Would you mind elaborating? I.e., in what way does it not work well? Your upstream in this case is Debian, they still maintain i386 (dpkg arch, not “would run on an actual i386”) as a first class arch, and you don’t hear “Debian” and “not maintained correctly” in the same sentence very often. As long as the i386 packages are built from the same source as the amd64 ones, they stay current, most fixes trickle down to them as well. The exposure is limited to issues that only manifest in the i386 version of a package. That’s much better odds than amd64 universe and PPA packages, that may not receive any updates at all and be of questionable quality to begin with.
The fact is, current amd64 systems can run 32-bit code natively, removing support on the OS level is a regression in hardware support. I’d be against it in principle even if there weren’t any major use-cases – and there are plenty. (One could even make the case for re-introducing i386 as an installable architecture, if not for 32-bit/hybrid Atom boards and netbooks then for lighter [= more] VMs, but I digress.) The point is, 32-bit code is not legacy, hardware that cannot run 64-bit code is – that’s a big difference. Even if it were legacy, it looks like many people still want or even need to run 32-bit software, and why shouldn’t they?
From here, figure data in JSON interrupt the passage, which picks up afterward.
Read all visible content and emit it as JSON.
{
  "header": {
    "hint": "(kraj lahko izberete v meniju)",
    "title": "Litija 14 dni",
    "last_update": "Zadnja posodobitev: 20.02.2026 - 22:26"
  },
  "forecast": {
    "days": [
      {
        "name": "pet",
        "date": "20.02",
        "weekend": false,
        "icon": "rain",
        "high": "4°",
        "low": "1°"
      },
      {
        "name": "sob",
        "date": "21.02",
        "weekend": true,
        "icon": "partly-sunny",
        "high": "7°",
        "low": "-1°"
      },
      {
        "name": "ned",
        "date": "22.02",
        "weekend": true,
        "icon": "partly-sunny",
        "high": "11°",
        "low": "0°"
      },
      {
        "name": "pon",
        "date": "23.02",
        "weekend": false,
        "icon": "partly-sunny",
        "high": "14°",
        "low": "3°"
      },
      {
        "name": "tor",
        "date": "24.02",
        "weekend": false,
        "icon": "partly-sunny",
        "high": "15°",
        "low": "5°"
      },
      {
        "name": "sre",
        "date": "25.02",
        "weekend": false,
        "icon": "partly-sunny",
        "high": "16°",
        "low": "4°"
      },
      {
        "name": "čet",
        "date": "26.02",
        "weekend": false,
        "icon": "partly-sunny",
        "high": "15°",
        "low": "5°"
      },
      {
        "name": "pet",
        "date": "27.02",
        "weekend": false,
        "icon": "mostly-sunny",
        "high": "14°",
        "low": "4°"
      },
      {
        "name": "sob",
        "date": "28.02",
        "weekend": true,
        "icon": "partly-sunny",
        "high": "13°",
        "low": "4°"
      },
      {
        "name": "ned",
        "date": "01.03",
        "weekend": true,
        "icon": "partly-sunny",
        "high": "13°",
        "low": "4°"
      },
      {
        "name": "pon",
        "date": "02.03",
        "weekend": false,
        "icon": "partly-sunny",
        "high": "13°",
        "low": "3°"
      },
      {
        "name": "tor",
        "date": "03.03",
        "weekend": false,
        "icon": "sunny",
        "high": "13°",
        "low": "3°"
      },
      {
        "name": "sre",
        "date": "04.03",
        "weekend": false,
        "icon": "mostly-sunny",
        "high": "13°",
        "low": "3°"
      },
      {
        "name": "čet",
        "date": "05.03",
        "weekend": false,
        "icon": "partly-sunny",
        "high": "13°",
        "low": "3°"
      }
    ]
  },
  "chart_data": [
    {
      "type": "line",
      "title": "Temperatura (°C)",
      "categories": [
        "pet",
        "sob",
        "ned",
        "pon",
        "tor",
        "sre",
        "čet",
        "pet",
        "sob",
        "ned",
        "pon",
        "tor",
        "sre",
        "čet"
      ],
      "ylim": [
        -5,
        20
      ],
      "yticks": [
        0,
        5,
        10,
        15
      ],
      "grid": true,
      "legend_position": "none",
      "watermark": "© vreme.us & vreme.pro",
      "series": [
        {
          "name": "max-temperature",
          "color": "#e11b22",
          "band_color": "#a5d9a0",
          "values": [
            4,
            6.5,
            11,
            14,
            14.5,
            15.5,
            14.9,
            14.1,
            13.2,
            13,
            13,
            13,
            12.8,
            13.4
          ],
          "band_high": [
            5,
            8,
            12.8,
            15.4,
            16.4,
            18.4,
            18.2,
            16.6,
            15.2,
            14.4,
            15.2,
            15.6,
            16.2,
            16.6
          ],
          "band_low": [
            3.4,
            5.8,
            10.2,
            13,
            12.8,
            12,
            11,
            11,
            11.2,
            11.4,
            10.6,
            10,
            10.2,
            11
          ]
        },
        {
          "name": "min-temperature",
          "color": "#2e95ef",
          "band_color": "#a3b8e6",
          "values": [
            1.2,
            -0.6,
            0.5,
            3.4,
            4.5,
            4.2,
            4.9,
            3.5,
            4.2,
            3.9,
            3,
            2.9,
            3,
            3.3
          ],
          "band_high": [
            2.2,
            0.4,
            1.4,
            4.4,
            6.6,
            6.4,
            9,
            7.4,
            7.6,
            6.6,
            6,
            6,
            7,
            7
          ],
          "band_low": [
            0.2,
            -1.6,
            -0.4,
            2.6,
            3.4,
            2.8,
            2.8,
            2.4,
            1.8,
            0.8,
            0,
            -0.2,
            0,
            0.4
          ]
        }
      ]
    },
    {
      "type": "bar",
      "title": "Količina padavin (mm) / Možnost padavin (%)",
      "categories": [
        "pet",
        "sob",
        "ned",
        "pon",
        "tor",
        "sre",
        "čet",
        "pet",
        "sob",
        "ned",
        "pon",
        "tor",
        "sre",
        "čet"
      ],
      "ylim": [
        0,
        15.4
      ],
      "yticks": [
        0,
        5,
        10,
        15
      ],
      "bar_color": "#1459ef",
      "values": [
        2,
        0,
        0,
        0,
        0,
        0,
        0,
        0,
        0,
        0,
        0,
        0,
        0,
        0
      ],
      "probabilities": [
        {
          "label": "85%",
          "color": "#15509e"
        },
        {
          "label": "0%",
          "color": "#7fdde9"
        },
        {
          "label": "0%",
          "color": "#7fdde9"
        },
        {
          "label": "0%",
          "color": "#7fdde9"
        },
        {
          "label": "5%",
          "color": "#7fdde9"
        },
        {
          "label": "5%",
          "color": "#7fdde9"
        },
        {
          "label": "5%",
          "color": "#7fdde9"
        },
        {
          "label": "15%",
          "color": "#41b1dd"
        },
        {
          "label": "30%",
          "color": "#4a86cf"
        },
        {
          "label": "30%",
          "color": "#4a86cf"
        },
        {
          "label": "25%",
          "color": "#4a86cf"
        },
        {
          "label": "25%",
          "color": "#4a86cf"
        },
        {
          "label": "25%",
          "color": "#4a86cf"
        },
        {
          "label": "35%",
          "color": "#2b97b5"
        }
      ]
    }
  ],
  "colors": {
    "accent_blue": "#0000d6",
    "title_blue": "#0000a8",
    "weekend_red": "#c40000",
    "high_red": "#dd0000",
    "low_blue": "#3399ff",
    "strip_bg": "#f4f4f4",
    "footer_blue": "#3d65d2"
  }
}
When choosing an OS, they ask “Does it run my stuff, and does it run it well?”, not “Is it pure 64-bit?” – and for once, they got it right.
IMHO, running both 32-bit and 64-bit code on amd64 at the same time should be fully supported and as seamlessly as possible – Windows does that very well – for the foreseeable future, and multiarch is, as of now, the best way to do that. Compiling the 32-bit packages to target amd64 CPUs is an option, as is selectively dropping non-essential packages that won’t compile and would be too much effort to fix.
Bundles (Flatpack/Snap/Appimage) currently negate all advantages of centralised package management, containers/VMs aren’t there yet, either. Too much overhead, too much complexity to manage, too fragile for the desktop, not at all well integrated, let alone seamless.
It’s highly likely that a better solution than multiarch will emerge, maybe in conjunction with a paradigm shift to containerise everything transparently (cf. Qubes), who knows, but it isn’t even on the horizon yet, so why the rush?